In the past when I prayed, it was almost always for God to help me.
This wouldn’t be a bad thing, except after praying I didn’t listen for His answer and it was selfishly motivated.
God always provides answers, in His time not in mine. All too often I was watching for ways that I could control situations rather than being certain that God will guide me.
My prayer life has changed drastically, I don’t only begin and end my day in prayer I also share my thoughts, worries and emotions with God throughout the day. I’ve developed a relationship with God by reading his Word, praising him and prayer.
Sounds like a pretty simple blueprint for Faith, but it takes more, much more.
I’ve had to take a good look at my selfishness, my deep seeded beliefs in Worldly ways, my defects of character, my strengths and the patterns of behavior I had built over 36 years.
I began to be rigorously honest with myself.
That’s been as challenging as living with two children with white furniture.
But my internal furniture has finally become white….for today.
It wasn’t until I gave up trying to live my will selfishly, when I came to the turning point where I could see my ways weren’t working that God alone gave me hope.
A quote from a post I wrote on Feb. 2/11:”I knew in my soul that God would guide me. He brought me to AA and the people and the program which would change my life if I worked for it. Blind faith as I’ve been known to call it. And work it I have with the help of some fantastic people and God of course.”
Little did I realize that the changes I needed to make in my life would be ongoing, a juvenile part of myself wanted God to fix it all at once…just another example of my need for instant gratification which I needed to let go.
My ego suffers blows often, it flares up without my notice and quickly something happens to force me to realize it. This is annoying and yet brings me closer to God because I know I can rely upon Him to guide me when I’m paying attention.
Writing here is one example, I began this blog to journal and have grown throughout my writing. It is a wonderful outlet to share myself, to work through my feelings and emotions. As I received comments from people I was joyful that God is using this as a venue to spread the word about alcoholism, recovery and God’s amazing Grace.
There is a line here though, one of which I’m seriously aware….the line where my need for the spotlight can outweight my need to spread the message.
With each post written I pause before hitting publish, I ask myself “Wicked-Amazing-Sober-Julie: Is this written in the manner you really want to convey?” Generally speaking I go ahead and hit publish but every now and again I stop and realize that my ego stepped in and end up deleting and re-writing.
Prayer has helped me with this, it’s allowed me to feel grounded in my faith and to be conscious of my voice.
Today I ask, do you pray to your Higher Power?
Are you consciously aware of God’s presence around you and the opportunities He is presenting you with?
Ask and it will be given to you; seek and you will find; knock and the door will be opened to you.
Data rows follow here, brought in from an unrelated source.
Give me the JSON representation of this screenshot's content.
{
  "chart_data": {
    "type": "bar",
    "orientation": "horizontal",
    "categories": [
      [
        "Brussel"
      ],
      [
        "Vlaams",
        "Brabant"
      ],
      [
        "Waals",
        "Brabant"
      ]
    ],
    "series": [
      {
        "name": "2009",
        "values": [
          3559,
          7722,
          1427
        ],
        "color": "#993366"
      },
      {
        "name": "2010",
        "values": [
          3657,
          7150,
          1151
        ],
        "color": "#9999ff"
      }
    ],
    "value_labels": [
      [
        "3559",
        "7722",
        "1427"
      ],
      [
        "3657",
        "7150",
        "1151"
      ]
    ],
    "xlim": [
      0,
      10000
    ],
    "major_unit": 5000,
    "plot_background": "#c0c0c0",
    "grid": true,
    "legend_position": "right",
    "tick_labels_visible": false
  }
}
For everyone who asks receives; he who seeks finds; and to him who knocks, the door will be opened.
ALCOHOLICS ANONYMOUS, p. 87
We ask especially for freedom from self-will, and are careful to make no requests for ourselves only. We may ask for ourselves, however, if others will be helped. We are careful never to pray for our own selfish ends.
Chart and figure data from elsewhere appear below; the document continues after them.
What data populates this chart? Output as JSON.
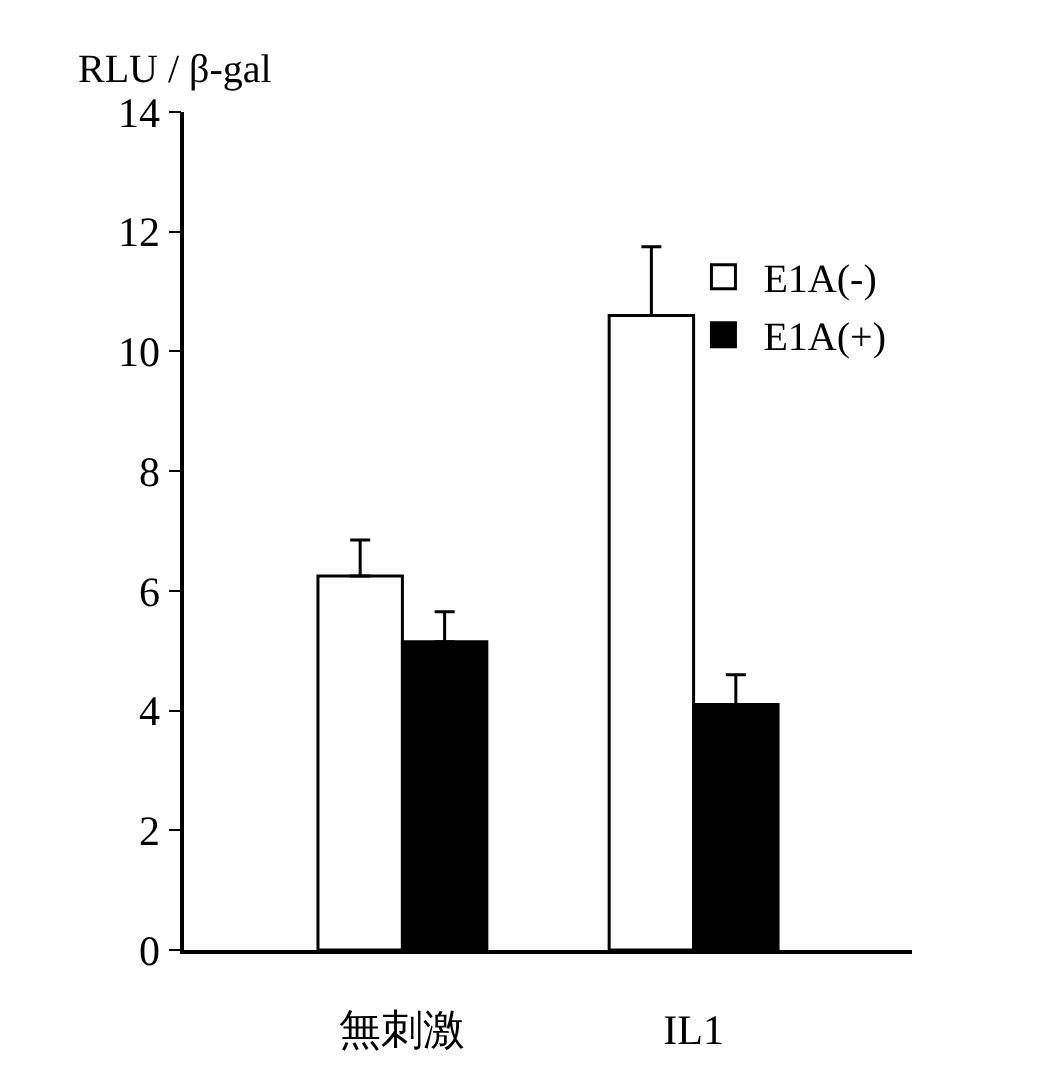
{
  "chart_data": {
    "type": "bar",
    "ylabel": "RLU / β-gal",
    "categories": [
      "無刺激",
      "IL1"
    ],
    "series": [
      {
        "name": "E1A(-)",
        "color": "#ffffff",
        "values": [
          6.25,
          10.6
        ],
        "errors": [
          [
            6.25,
            6.85
          ],
          [
            10.6,
            11.75
          ]
        ]
      },
      {
        "name": "E1A(+)",
        "color": "#000000",
        "values": [
          5.15,
          4.1
        ],
        "errors": [
          [
            5.15,
            5.65
          ],
          [
            4.1,
            4.6
          ]
        ]
      }
    ],
    "ylim": [
      0,
      14
    ],
    "yticks": [
      0,
      2,
      4,
      6,
      8,
      10,
      12,
      14
    ],
    "legend": "top right"
  }
}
Yes, I pray often. God is awesome! He is where I turn when I need His help and when I praise Him. He is often the center of my blog posts.
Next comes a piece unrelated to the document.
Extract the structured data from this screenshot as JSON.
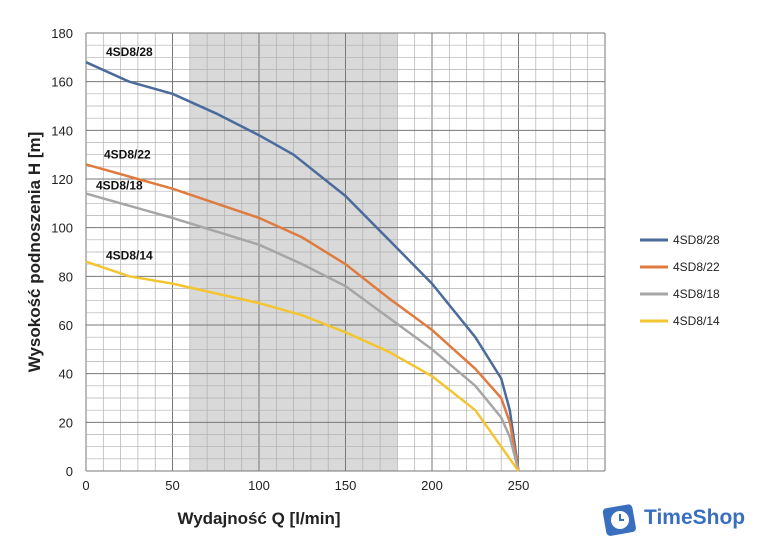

You are a great writer. I’m glad I’m not the only one who sometimes deletes a post and starts all over.
And I’m glad to hear I’m not alone as well lol
Love this post!
I used to pray “on schedule” but mostly I pray like Tevye from Fiddler on the Roof. All day long I’m talking to God as if(cuz He is) right here. It works for me!
Great Mark, now you’re making me dust off my book lol. But yup sounds like we have the same practice with God.
I do pray. In the past two years, I have gone through a very difficult season in my life – and used prayer often for guidance and answers. The ‘answers’ were not always what I WANTED to hear, but came through the words of others and were often what I NEEDED to hear..
I have also come to realize that sometimes unanswered prayers are often the exact opposite of that – that God knows what is truly best for me and the ‘unanswered’ prayers are actually answers in disguise.
The “unanswered” prayers tick me off, in my little mind they frustrate me and yet in the end I can always see why God didn’t “answer”.
Sandy L. says
Julie your blog really hit home with me. It is sometimes so difficult to get out of Gods way and let Him do what He does best. He knows….we don’t !! I use the third step prayer every morning.
God I offer myself to Thee. To build with me and to do with me as you will. Relieve me of the bondage of self, that I may better do Thy will. Take away my difficulties, that victory over them may bear witness to those I would serve, of Thy Power, Thy Love and Thy way of life, may I do Thy will ALWAYS…In Jesus Name….Amen
I do pray. But not as much as I think I should or need to. Sometimes in the busyness of raising two little boys, I forget how much I need God in the midst of it all. How important it is to include Him in my decisions, thank Him for His blessings, and seek His guidance in trouble. You know, as I’m getting older I’m learning that although God does answer all prayers, it’s not always the answer I want but it’s always the answer I need.